Mais de 50 mil focos de incêndio foram registrados na Amazônia até o fim de agosto.
O gráfico que você vê aqui foi feito pelo divulgador científico Bruno Brezenski.
Com base em sistemas de monitoramento por satélite, ele observou que a região Norte é o epicentro da concentração do monóxido de carbono no país.
O pico de emissão do gás tóxico foi entre os dias 27 de agosto e 4 de setembro, com os incêndios criminosos.
As cidades mais afetadas estão nos estados de Rondônia, do Acre e do Amazonas.
Nesse período, o índice de emissão de monóxido de carbono na região atingiu cerca de 50 partes por milhão por mais de cinco horas seguidas em alguns momentos.
De acordo com o Conselho Nacional do Meio Ambiente, uma pessoa só deveria ficar exposta a um índice de, no máximo, 35 partes por milhão por até uma hora.
Quando inalado, monóxido de carbono provoca dor de cabeça, enjoos, sonolência e confusão mental. Se o tempo de exposição for muito grande, a pessoa pode sofrer um envenenamento grave e morrer.
O problema é maior porque o monóxido de carbono é apenas um dos compostos emitidos pela fumaça das queimadas. Uma estimativa feita pelo Instituto de Pesquisa Ambiental da Amazônia mostrou o impacto dos incêndios ocorridos na Amazônia entre junho e agosto de 2024.
Nesse período, foram queimados mais de dois milhões de hectares de floresta e emitidos 31,5 milhões de toneladas de CO2 equivalente, ou seja, uma junção de gases de efeito estufa que causam o aquecimento global. Isso é quase o que a Noruega emite no ano inteiro.
A situação está longe de se resolver. O ar intragável devido às queimadas se junta à seca dos rios e leva o Amazonas a um cenário ambiental crítico. Na última quinta-feira, dia 19, Manaus amanheceu novamente encoberta por fumaça.
De acordo com o monitoramento do Sistema Eletrônico de Vigilância Ambiental, a qualidade do ar na capital é péssima em alguns bairros, especialmente na zona sul.
O índice no bairro Aparecida chegou a 207 microgramas por metro cúbico de ar. Para ser considerado de boa qualidade, esse número deve ficar entre 0 e 25 microgramas por metro cúbico de ar.
Segundo o médico patologista Paulo Saldiva, um dos maiores especialistas quando o assunto são os efeitos das queimadas na saúde, o nível de poluição causada pela fumaça é mais intenso no Norte do que em outras regiões. "Isso já acontecia há muito tempo, mas agora começou a ser notado em todo o Brasil", me disse Saldiva nesta entrevista.
De fato, não é de hoje que a população do Norte vive sufocada pela fumaça do agro, mas o problema só virou assunto nacional depois que os moradores do Sudeste amanheceram com o céu encoberto.

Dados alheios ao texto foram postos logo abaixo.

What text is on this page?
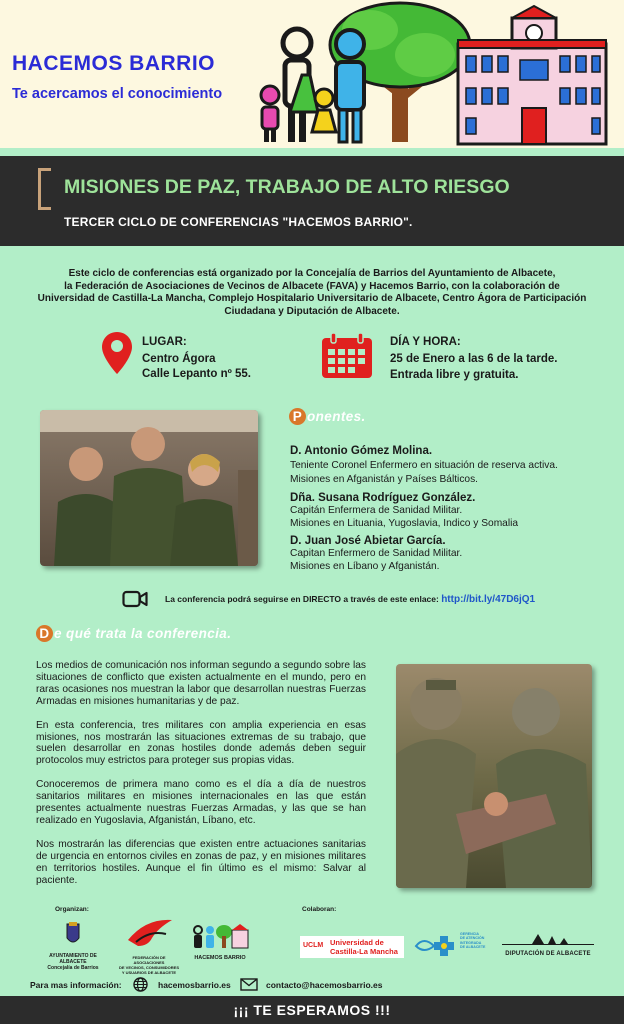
HACEMOS BARRIO
Te acercamos el conocimiento
MISIONES DE PAZ, TRABAJO DE ALTO RIESGO
TERCER CICLO DE CONFERENCIAS "HACEMOS BARRIO".
Este ciclo de conferencias está organizado por la Concejalía de Barrios del Ayuntamiento de Albacete,
la Federación de Asociaciones de Vecinos de Albacete (FAVA) y Hacemos Barrio, con la colaboración de
Universidad de Castilla-La Mancha, Complejo Hospitalario Universitario de Albacete, Centro Ágora de Participación
Ciudadana y Diputación de Albacete.
LUGAR:
Centro Ágora
Calle Lepanto nº 55.
DÍA Y HORA:
25 de Enero a las 6 de la tarde.
Entrada libre y gratuita.
P onentes.
D. Antonio Gómez Molina.
Teniente Coronel Enfermero en situación de reserva activa.
Misiones en Afganistán y Países Bálticos.
Dña. Susana Rodríguez González.
Capitán Enfermera de Sanidad Militar.
Misiones en Lituania, Yugoslavia, Indico y Somalia
D. Juan José Abietar García.
Capitan Enfermero de Sanidad Militar.
Misiones en Líbano y Afganistán.
La conferencia podrá seguirse en DIRECTO a través de este enlace: http://bit.ly/47D6jQ1
D e qué trata la conferencia.

Los medios de comunicación nos informan segundo a segundo sobre las situaciones de conflicto que existen actualmente en el mundo, pero en raras ocasiones nos muestran la labor que desarrollan nuestras Fuerzas Armadas en misiones humanitarias y de paz.

En esta conferencia, tres militares con amplia experiencia en esas misiones, nos mostrarán las situaciones extremas de su trabajo, que suelen desarrollar en zonas hostiles donde además deben seguir protocolos muy estrictos para proteger sus propias vidas.

Conoceremos de primera mano como es el día a día de nuestros sanitarios militares en misiones internacionales en las que están presentes actualmente nuestras Fuerzas Armadas, y las que se han realizado en Yugoslavia, Afganistán, Líbano, etc.

Nos mostrarán las diferencias que existen entre actuaciones sanitarias de urgencia en entornos civiles en zonas de paz, y en misiones militares en territorios hostiles. Aunque el fin último es el mismo: Salvar al paciente.

Organizan:	Colaboran:
AYUNTAMIENTO DE ALBACETE
Concejalía de Barrios
FEDERACIÓN DE ASOCIACIONES
DE VECINOS, CONSUMIDORES Y USUARIOS DE ALBACETE
HACEMOS BARRIO
UCLM Universidad de
Castilla-La Mancha
GERENCIA
DE ATENCIÓN
INTEGRADA
DE ALBACETE
DIPUTACIÓN DE ALBACETE
Para mas información:	hacemosbarrio.es	contacto@hacemosbarrio.es
¡¡¡ TE ESPERAMOS !!!
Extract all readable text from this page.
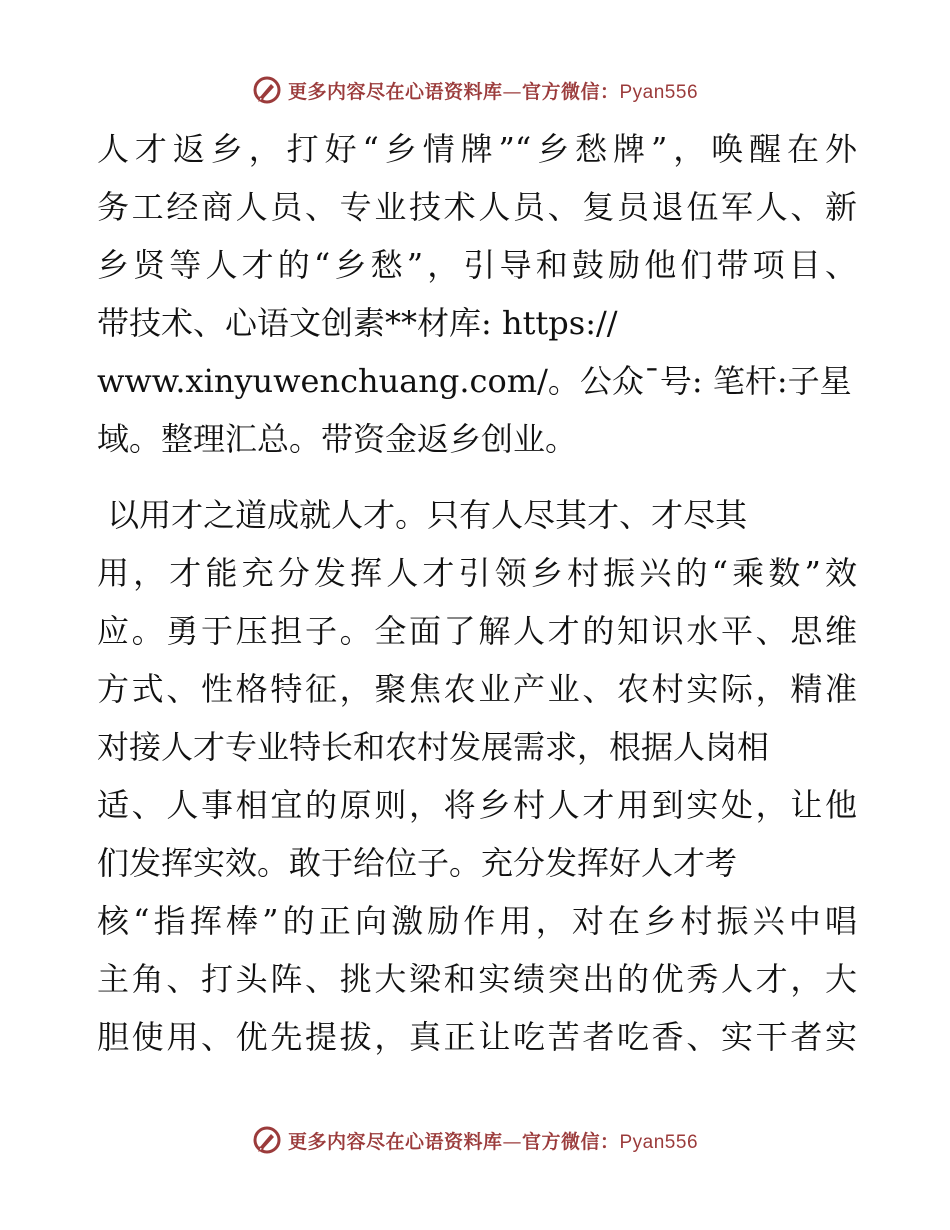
更多内容尽在心语资料库—官方微信：Pyan556
人才返乡，打好“乡情牌”“乡愁牌”，唤醒在外
务工经商人员、专业技术人员、复员退伍军人、新
乡贤等人才的“乡愁”，引导和鼓励他们带项目、
带技术、心语文创素**材库: https://
www.xinyuwenchuang.com/。公众¯号: 笔杆:子星
域。整理汇总。带资金返乡创业。
以用才之道成就人才。只有人尽其才、才尽其
用，才能充分发挥人才引领乡村振兴的“乘数”效
应。勇于压担子。全面了解人才的知识水平、思维
方式、性格特征，聚焦农业产业、农村实际，精准
对接人才专业特长和农村发展需求，根据人岗相
适、人事相宜的原则，将乡村人才用到实处，让他
们发挥实效。敢于给位子。充分发挥好人才考
核“指挥棒”的正向激励作用，对在乡村振兴中唱
主角、打头阵、挑大梁和实绩突出的优秀人才，大
胆使用、优先提拔，真正让吃苦者吃香、实干者实
更多内容尽在心语资料库—官方微信：Pyan556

O mesmo aconteceu no ano passado.
Entre setembro e outubro de 2023, Manaus e a região metropolitana passaram cerca de um mês encobertas por uma espessa camada cinza. Segundo dados do relatório Mundial da Qualidade do Ar, nesse período, a capital foi considerada o pior lugar do mundo para respirar.
Naquela época, eu fiz uma reportagem mostrando que a destruição da floresta por agropecuaristas na região metropolitana de Manaus ao longo de décadas era uma das explicações para o que estava acontecendo.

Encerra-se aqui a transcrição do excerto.